Wednesday, February 11, 2009

A wine column for an alternative magazine that no longer exists. A fun assignment requiring research of wine and wine bars. I don't know what this guy is praying about. Maybe he wants to turn the Merlot into a Cab.

Lisa Catalone designed a cool promotion for Georgetown Prep using my illustrations. The concept was a house of cards. The cards had interesting facts and Q&A. I designed a font she used to typeset everything. (You can see the package at

This is a bit of the school's architecture. By the way, the promo had an amazing response rate. Illustration does get people's attention. Sharp design is the key.

Monday, February 9, 2009

This is one of several wonderful calendar projects I did for a cellphone company in Japan. I did both large and small, desk-sized calendars. I usually liked the smaller ones best because of the way art needed to wrap around the typography. I think there is something of the Japanese print in my flat perspectives, at least I think that's where I learned it.

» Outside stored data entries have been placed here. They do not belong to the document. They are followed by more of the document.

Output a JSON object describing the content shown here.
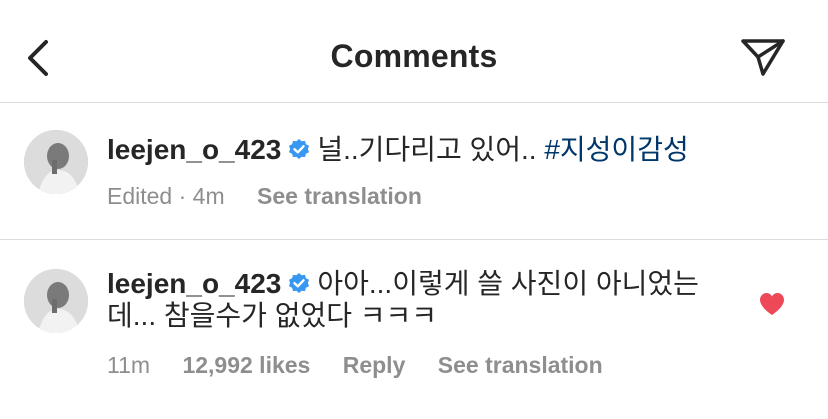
{
  "header": {
    "title": "Comments",
    "back_icon": "chevron-left-icon",
    "send_icon": "paper-plane-icon"
  },
  "caption": {
    "username": "leejen_o_423",
    "verified": true,
    "text": "널..기다리고 있어.. ",
    "hashtag": "#지성이감성",
    "edited": "Edited",
    "separator": "·",
    "time": "4m",
    "translate": "See translation"
  },
  "comment": {
    "username": "leejen_o_423",
    "verified": true,
    "text_line1": "아아...이렇게 쓸 사진이 아니었는",
    "text_line2": "데... 참을수가 없었다 ㅋㅋㅋ",
    "time": "11m",
    "likes": "12,992 likes",
    "reply": "Reply",
    "translate": "See translation",
    "liked": true
  },
  "colors": {
    "text": "#262626",
    "secondary": "#8e8e8e",
    "hashtag": "#00376b",
    "verified": "#3897f0",
    "heart": "#ed4956",
    "divider": "#dbdbdb"
  }
}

Once in a while I get a call to "just paint something cool." The deadline is usually around 15 minutes, or seems like it, but I get the chance to try something different, in this case a fat hero in fat lines done with a big fat brush. This bold romantic figure was one of several I painted for City Pages to illustrate the local Fringe Festival.

Sunday, February 8, 2009

It's time for lunch here and I was thinking of building myself a sandwich. Feed the inner Dagwood. I did this illustration for 5280 magazine in Denver.

Friday, February 6, 2009

I am in the metaphor business, really. How to depict something by painting it as something else. The walking fingers are the oldest metaphor in the book. What happens when we've walked ourselves to the top of a ladder? What then?

Thursday, February 5, 2009

This is a portrait of America up until the last few years when the globe fell off our finger. We can get it back again.

My daughter is 14 today so I drew the number 14 for her this way.

Wednesday, February 4, 2009

This is the illustration that gave me the idea for the picture book When I'm Big. The best illustrations do things photographs can't or show us how to do things we can't. "When I'm Big it will be easier to reach the basket." No kidding. I painted this, and then began thinking of other things that would happen "when I'm Big." Ordinary things, outlandish things, ordinary things visualized outlandishly, things a kid would think of but an adult will have forgotten. Big people forget what it's like to be small, and it's hard for a child to imagine being grown up. And occasionally funny and revealing.

Tuesday, February 3, 2009

Another image from a bedtime story, this one called When I'm Big, imagining how much simpler life will be when one is grown up. But it isn't simple.

Monday, February 2, 2009

I did this for the OpEd page of the New York Times several years ago. The first image I did for them.

Sunday, February 1, 2009

Several years ago I did a series of paintings for a gallery show in Florida. Several were subsequently picked by American Illustration and can be seen on the website there. Another wound up on the cover of my book. (See right. Available wherever books are sold. The perfect gift.) But what do they mean? You tell me. That is the gist of fine art, I guess. It gives us something to figure out while it's hung on our walls for years. I paint the dots first and then paint iconography on the dots, freehand, no sketches, no penciling. So the result is entirely improvised, free associated, a fresh invention.